Wanted: Augustus – The Roots of the Euregio
16.11.2014 - 11.01.2015
Aachen, Maastricht, Heerlen, Jülich – how old are these cities? Were they founded by Augustus, the first Roman Emperor?
These are questions the ‘Euregional Vicus group‘ (Euroregionale Viscusgruppe) of scientists try to answer. The researchers – archaeologists, historians, museum experts from the German-Dutch border region – formed this group in 2012 on the initiative of Dr Karen Jeneson to study the Roman settlements that would later become these four modern cities.

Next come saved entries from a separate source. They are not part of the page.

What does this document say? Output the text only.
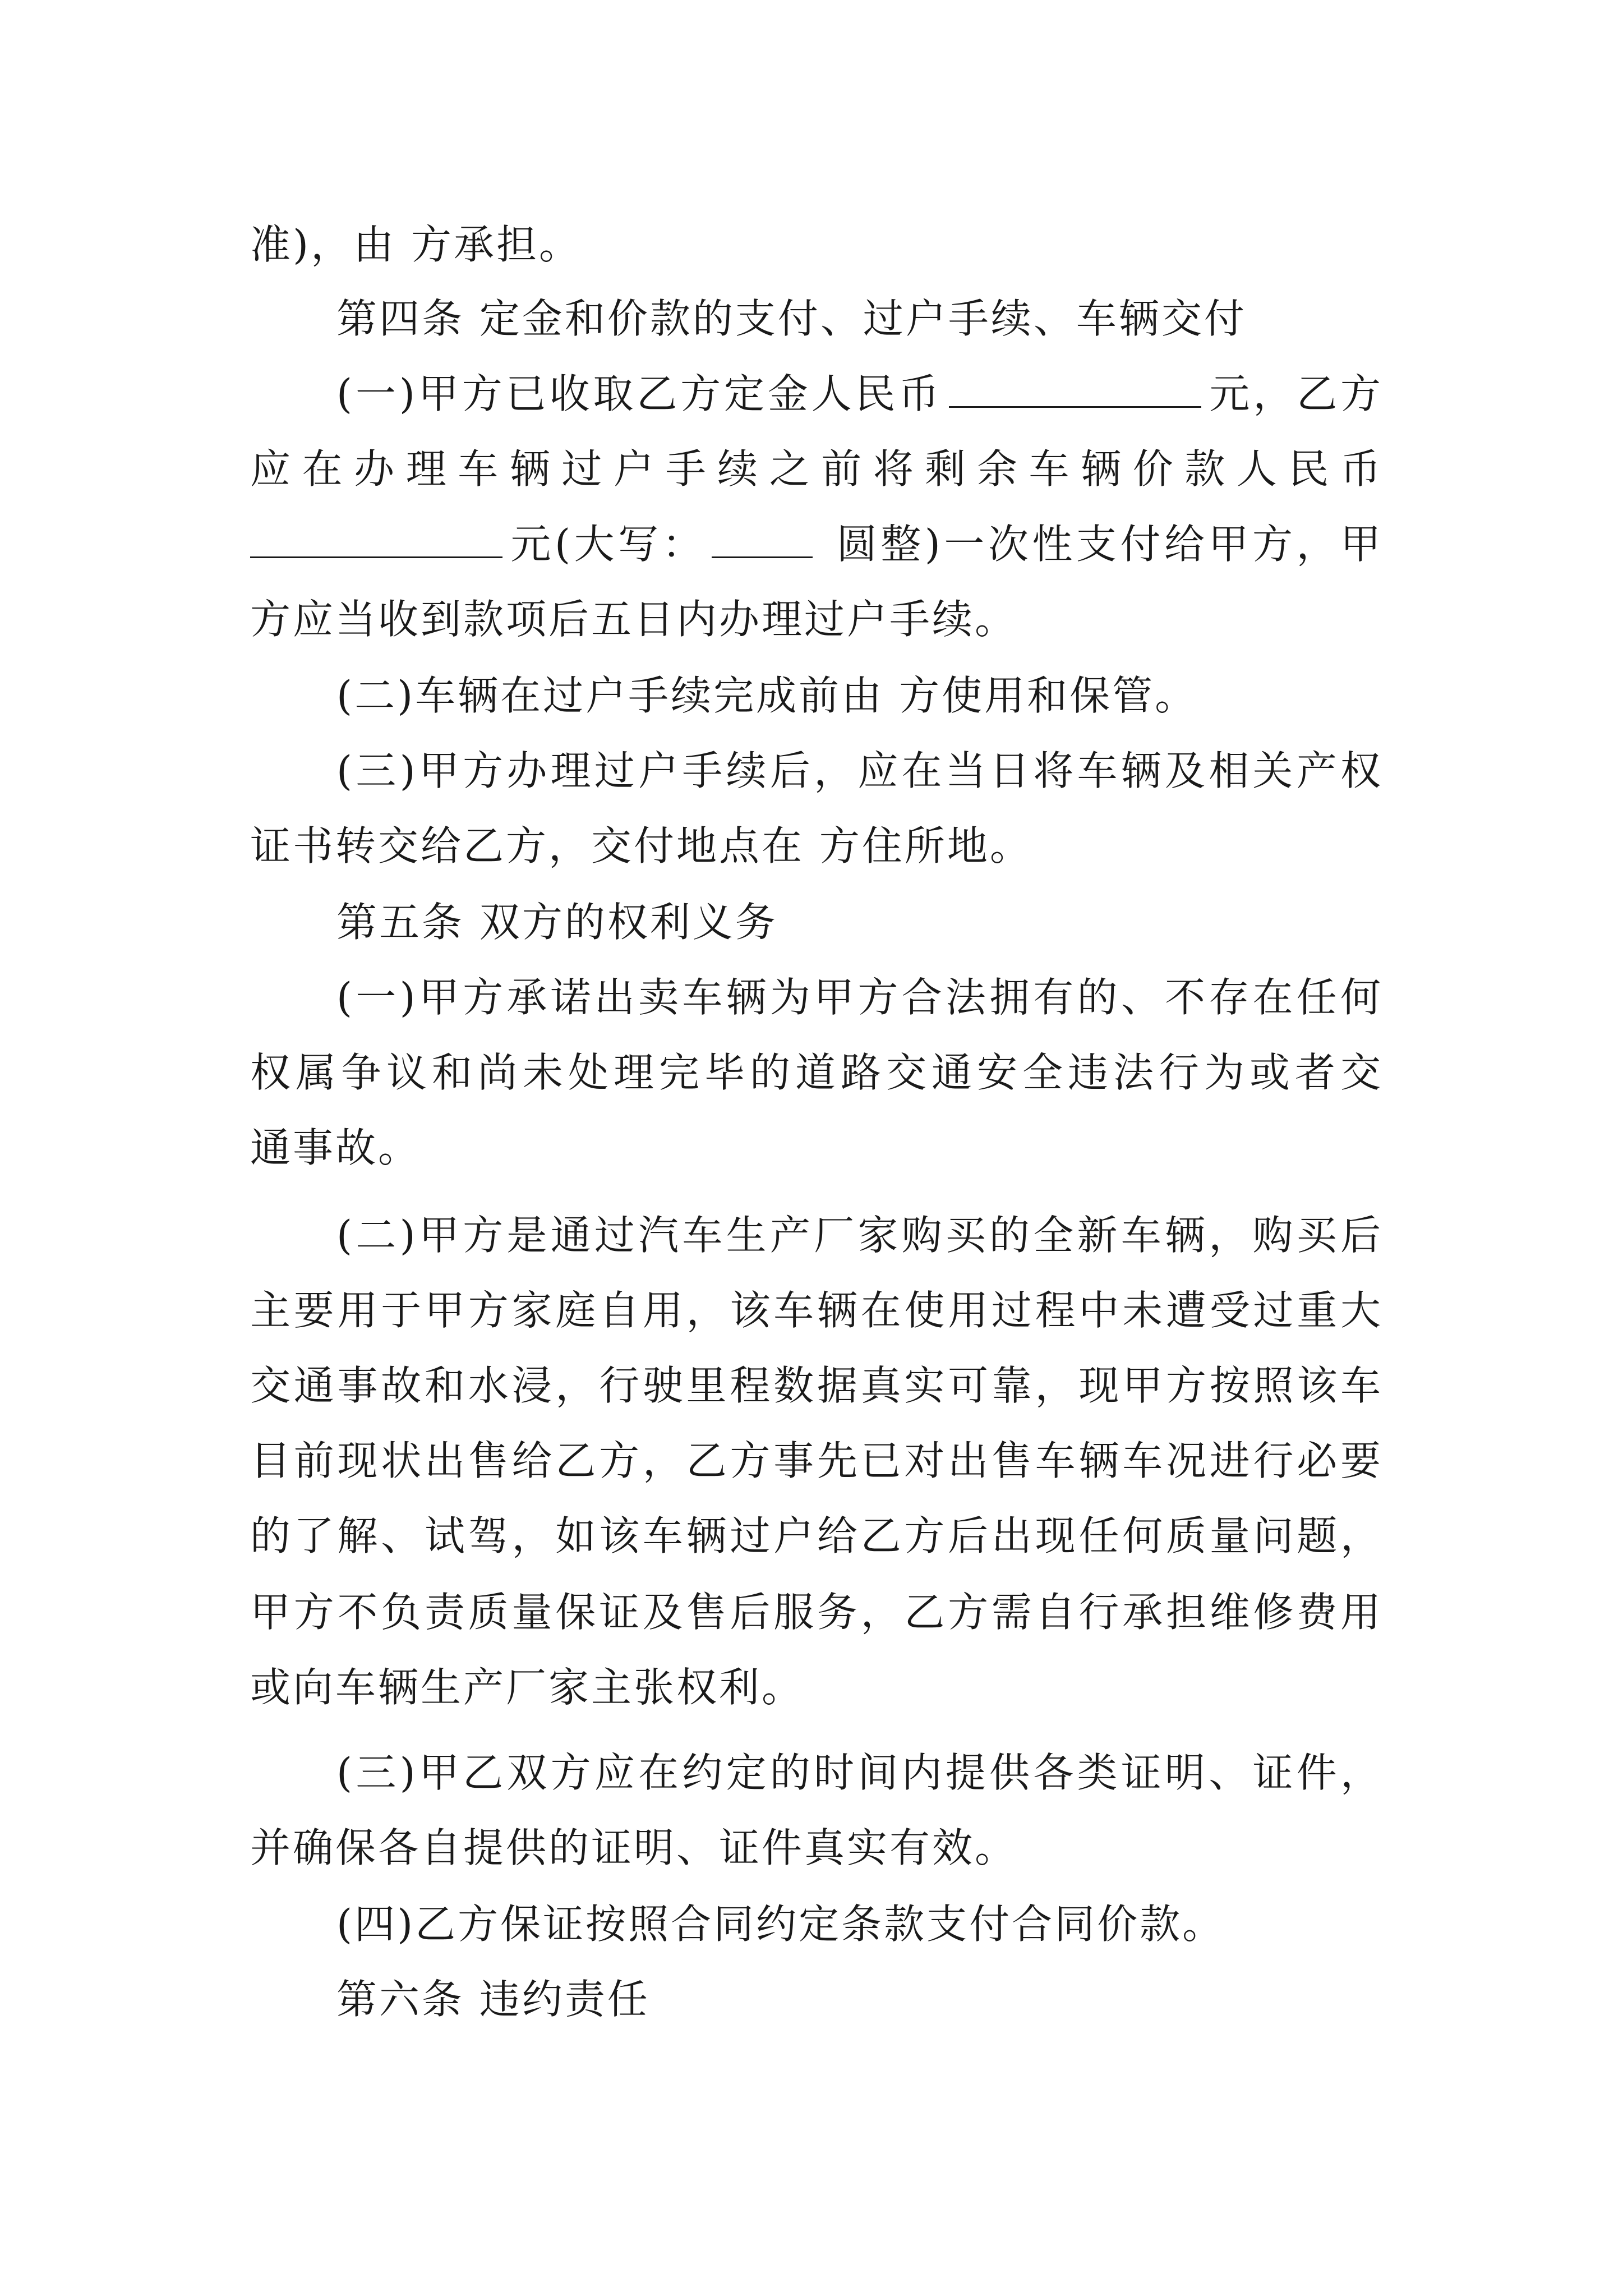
准)，由 方承担。
第四条 定金和价款的支付、过户手续、车辆交付
(一)甲方已收取乙方定金人民币	元，乙方
应在办理车辆过户手续之前将剩余车辆价款人民币
元(大写：	圆整)一次性支付给甲方，甲
方应当收到款项后五日内办理过户手续。
(二)车辆在过户手续完成前由 方使用和保管。
(三)甲方办理过户手续后，应在当日将车辆及相关产权
证书转交给乙方，交付地点在 方住所地。
第五条 双方的权利义务
(一)甲方承诺出卖车辆为甲方合法拥有的、不存在任何
权属争议和尚未处理完毕的道路交通安全违法行为或者交
通事故。
(二)甲方是通过汽车生产厂家购买的全新车辆，购买后
主要用于甲方家庭自用，该车辆在使用过程中未遭受过重大
交通事故和水浸，行驶里程数据真实可靠，现甲方按照该车
目前现状出售给乙方，乙方事先已对出售车辆车况进行必要
的了解、试驾，如该车辆过户给乙方后出现任何质量问题，
甲方不负责质量保证及售后服务，乙方需自行承担维修费用
或向车辆生产厂家主张权利。
(三)甲乙双方应在约定的时间内提供各类证明、证件，
并确保各自提供的证明、证件真实有效。
(四)乙方保证按照合同约定条款支付合同价款。
第六条 违约责任
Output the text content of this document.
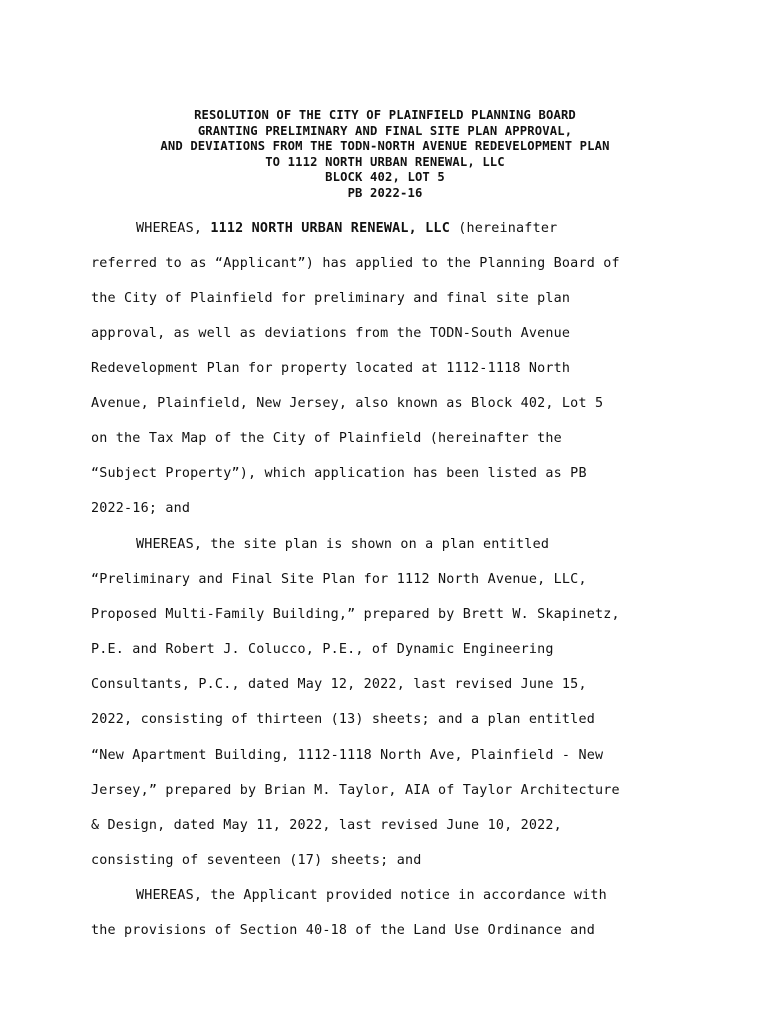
RESOLUTION OF THE CITY OF PLAINFIELD PLANNING BOARD
GRANTING PRELIMINARY AND FINAL SITE PLAN APPROVAL,
AND DEVIATIONS FROM THE TODN-NORTH AVENUE REDEVELOPMENT PLAN
TO 1112 NORTH URBAN RENEWAL, LLC
BLOCK 402, LOT 5
PB 2022-16
WHEREAS, 1112 NORTH URBAN RENEWAL, LLC (hereinafter
referred to as “Applicant”) has applied to the Planning Board of
the City of Plainfield for preliminary and final site plan
approval, as well as deviations from the TODN-South Avenue
Redevelopment Plan for property located at 1112-1118 North
Avenue, Plainfield, New Jersey, also known as Block 402, Lot 5
on the Tax Map of the City of Plainfield (hereinafter the
“Subject Property”), which application has been listed as PB
2022-16; and
WHEREAS, the site plan is shown on a plan entitled
“Preliminary and Final Site Plan for 1112 North Avenue, LLC,
Proposed Multi-Family Building,” prepared by Brett W. Skapinetz,
P.E. and Robert J. Colucco, P.E., of Dynamic Engineering
Consultants, P.C., dated May 12, 2022, last revised June 15,
2022, consisting of thirteen (13) sheets; and a plan entitled
“New Apartment Building, 1112-1118 North Ave, Plainfield - New
Jersey,” prepared by Brian M. Taylor, AIA of Taylor Architecture
& Design, dated May 11, 2022, last revised June 10, 2022,
consisting of seventeen (17) sheets; and
WHEREAS, the Applicant provided notice in accordance with
the provisions of Section 40-18 of the Land Use Ordinance and
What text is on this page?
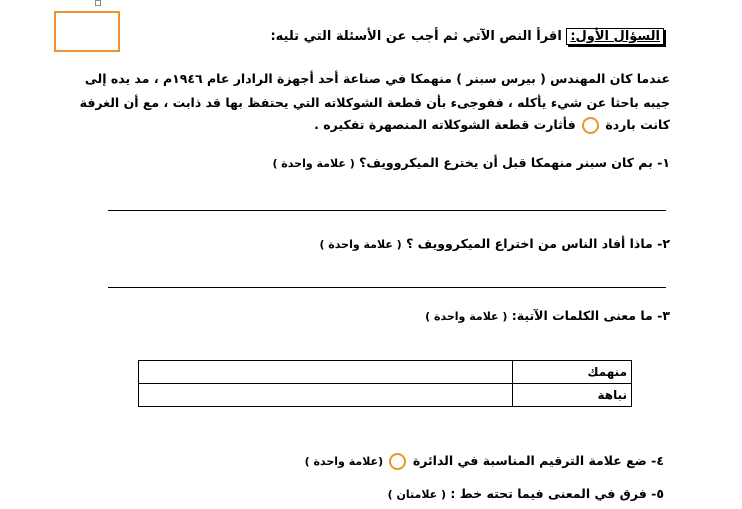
السؤال الأول: اقرأ النص الآتي ثم أجب عن الأسئلة التي تليه:
عندما كان المهندس ( بيرس سبنر ) منهمكا في صناعة أحد أجهزة الرادار عام ١٩٤٦م ، مد يده إلى
جيبه باحثا عن شيء يأكله ، ففوجىء بأن قطعة الشوكلاته التي يحتفظ بها قد ذابت ، مع أن الغرفة
كانت باردة  فأثارت قطعة الشوكلاته المنصهرة تفكيره .
١- بم كان سبنر منهمكا قبل أن يخترع الميكروويف؟ ( علامة واحدة )
٢- ماذا أفاد الناس من اختراع الميكروويف ؟ ( علامة واحدة )
٣- ما معنى الكلمات الآتية: ( علامة واحدة )
منهمك	
نباهة	
٤- ضع علامة الترقيم المناسبة في الدائرة  (علامة واحدة )
٥- فرق في المعنى فيما تحته خط : ( علامتان )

On the occasion of the 2000th anniversary of the first Roman Emperor’s death, the scientist now present their preliminary results of their research in an exhibition,
‘Wanted: Augustus – The Roots of the Euregio’.
And indeed: We can be confident to claim that these four cities were indeed founded by Augustus. Most of the countless items on display at Centre Charlemagne’s temporary exhibition space (200 sqm) – ceramics, coins, fibulas, wooden artwork – date from the time of Augustus’s reign. This is also true for the exceptionally valuable back of the head of a small figurine found in Stolberg and which presumably depicts the emperor himself. Pieces of cutlery and drinking cups, oyster shells and stone fragments of a god of healing bear witness of the peacefulness of daily life at the four Roman settlements in the Rhine river hinterland, with the fortified garrison towns marking the border with Germania. In addition to these objects from the Roman era, but also investigates changing interpretations of this period.
The self-published German handbook “Fahndung nach Augustus. Suche nach den Wurzeln der Euregio: Maastricht – Heerlen – Aachen – Jülich”, 56 pages, is available at the ticket desks of participating museums at €5.00.